Hmm...well, if you're an idiot, maybe that's how to spin it. But what is actually very interesting in Lincoln's speech is the lack of cheerleading, the lack of obvious confidence that the forces of good (or democracy) are going to prevail. Lincoln wants that to happen, of course, and he does ask people to help him see that democratic government can survive the awful test of the Civil War, but the word prevail has a recent, decadent, history, which makes its employment by Obama all the more disturbing.

Specifically: "In the Battle of Iraq, the United States and our allies have prevailed."

Remember that? It is the victory speech of the clownish killer, George W. Bush, who now, like John Wayne Gacy, has taken to painting in his retirement.

Was Obama being ironic? Does Obama even believe in or care about "the freedom we cherish", because to judge from his NSA binges, not to mention his utter contempt for the First Amendment, the Second Amendment, the Fourth Amendment—oh hell—ALL the Bill of Rights—it is difficult to see how Obama's idea of freedom is the same one understood by the people, or by Abraham Lincoln.

So, another Civil War 150th has come and gone. I am old enough to recall the Civil War 100th. People were WAY more into recalling and celebrating the war back then. It seems now that people are almost uncomfortable thinking about it, and I think that is not because the events seem so alien and remote to them, but rather quite the opposite, that the political polarization, the extremism, the existential antagonism in the USA's many tribes, is disturbingly familiar to anybody who looks over the 1850s run-up to the Civil War.

It's gotten so bad, we're even electing Whigs once again.

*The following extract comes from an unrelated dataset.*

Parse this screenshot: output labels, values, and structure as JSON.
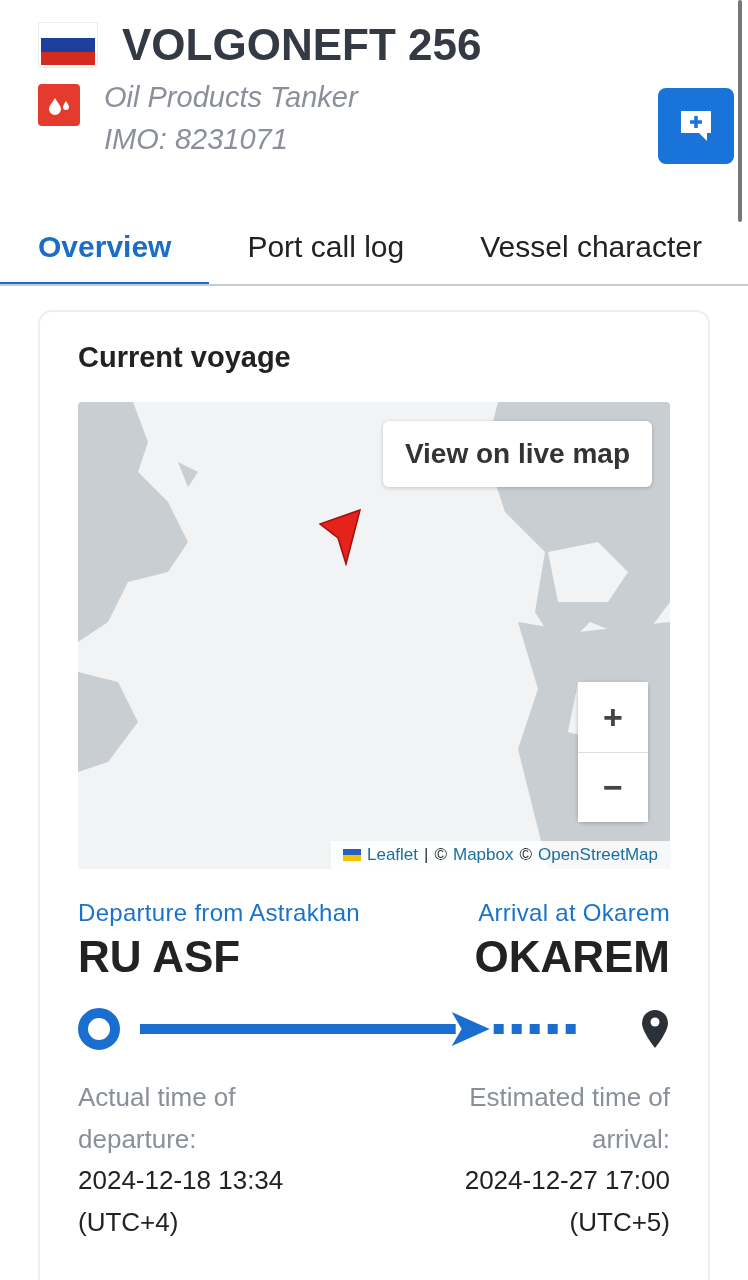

Let us just say, if and when the second Civil War should begin, we are almost certainly not going to be lucky enough (or unlucky enough if you're still upset about the Confederacy losing) to have anyone of the stature of Abraham Lincoln in charge. Nope, we shall be lucky in fact to survive 2016 having kept even with the stature of Barack Obama. And that should be depressing enough to authorize a binge all the way through Christmas (of some year or the other) I should think.